(Cover photo source: Ha Vi Do Ngoc)
Under normal circumstances, getting from Shanghai to Hangzhou should be an easy process. You could take a car, and there are at least a couple dozen trains everyday. Unfortunately, we were not living under normal circumstances in Shanghai. Having been in lockdown for about the past few months, a lot of students were looking forward to being able to go back to their home cities or countries, including me. With how large of a hassle the process of coming back was, however, I wondered whether it was truly worth it to go home.
The trouble started before I had even left the Jinqiao dorms. With how tight restrictions were, train tickets were difficult to buy. I had to wake up at around 5:30 AM several times just to check if the tickets were sold out yet. Exiting the compound was not easy either. I had to get a nucleic acid test the day before I left, along with a certificate stating I officially left the compound, and therefore could not come back if anything went wrong.
Getting up at eight in the morning for a train at four in the afternoon was irritating, to say the least. Nonetheless, I got on the bus with a couple other students. Arriving at the train station was an incredible experience. Outside the station was a long line stretching across the width of the entire station. The inside of the station was packed. I immediately got separated from the other students, and eventually found a patch of ground I sat on to wait. And wait I did. From ten in the morning to three in the afternoon, sweating profusely, terrified of taking my mask off, and staring at my dwindling phone battery.

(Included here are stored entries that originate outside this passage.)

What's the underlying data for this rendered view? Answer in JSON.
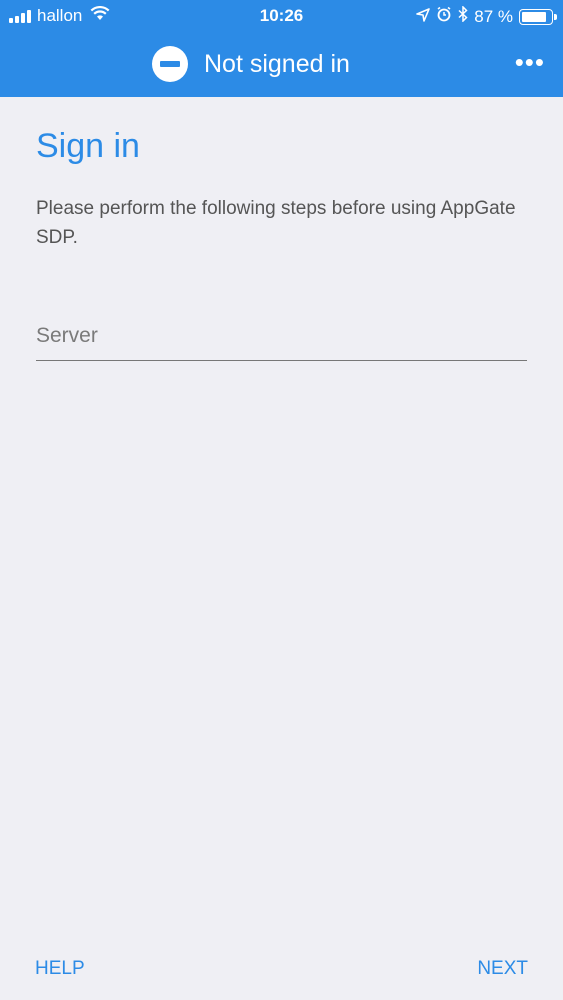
{
  "status_bar": {
    "carrier": "hallon",
    "time": "10:26",
    "battery": "87 %",
    "battery_level": 0.87,
    "icons": [
      "signal-bars-icon",
      "wifi-icon",
      "location-arrow-icon",
      "alarm-icon",
      "bluetooth-icon",
      "battery-icon"
    ]
  },
  "header": {
    "status_icon": "no-entry-icon",
    "title": "Not signed in",
    "more_icon": "more-horizontal-icon",
    "more_label": "•••"
  },
  "main": {
    "heading": "Sign in",
    "description": "Please perform the following steps before using AppGate SDP.",
    "server_field": {
      "placeholder": "Server",
      "value": ""
    }
  },
  "footer": {
    "help_label": "HELP",
    "next_label": "NEXT"
  },
  "colors": {
    "accent": "#2c8be6",
    "background": "#efeff4"
  }
}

The train ride was the fastest part of the entire trip, taking only an hour. Upon arrival at Hangzhou East Station, I had to wait another 30 minutes before workers corralled us down a series of temporary paths closed off by metal rails. People stared as I lugged a suitcase about three fourths my size down these narrow passages. I felt a little bit like livestock. Even more so when we were fenced off in different sections based on district. It was humid, people were loud and everywhere, and all the workers kept urging us to go faster and not keep the lines waiting. I was one of the lucky ones. Having my address memorized, I was allowed to go on ahead while those who did not have a permanent address had to stay behind.
I felt myself losing a bit of composure when I was in line to get on the bus that would take us to our district. My arms ached from wrangling multiple suitcases, and I was practically dripping with sweat. I started wondering if all this was really necessary, spiralling deeper into negative thoughts as they were actually being voiced aloud by another person in the front of the line wearing a hazmat suit. He was shouting furiously at the workers while the rest of us looked on. Eventually, security was called and they managed to calm him down. I did agree with some of the things he was saying. This entire process from arriving at the station up till the bus had taken about two hours, and we were nowhere near done.
The bus ride was spent admiring the scenery of my hometown and wondering why people were not wearing masks. We arrived at a little testing area with metal benches and hordes of mosquitos, and was told to wait for another couple hours. Smaller buses and cars started taking us to hotels. It felt like a lottery, and I clearly was not winning. I boarded the last car, and it took us to a tiny hotel about a 15 minute drive from my apartment. Escorting us to individual rooms, the workers made a show of sanitizing the elevator and having us go one at a time when they had made all of us use the same pens to write our names down not an hour before. The hotel room itself was small and void of any necessities save for toilet paper and hand sanitizer, and they charged us 330 RMB per day. At 11PM, I finally fell onto the bed and passed out.
I am home now, with my family. My apartment is familiar and comfortable. When I think of the way I got here and the frustrations I went through, I find myself appreciating all the little things that I never did. Things like always having new towels, or never having to worry about picking through food. This entire experience has been exhausting, enlightening, and extremely eye-opening, but I know for sure, that I never want to go through it again.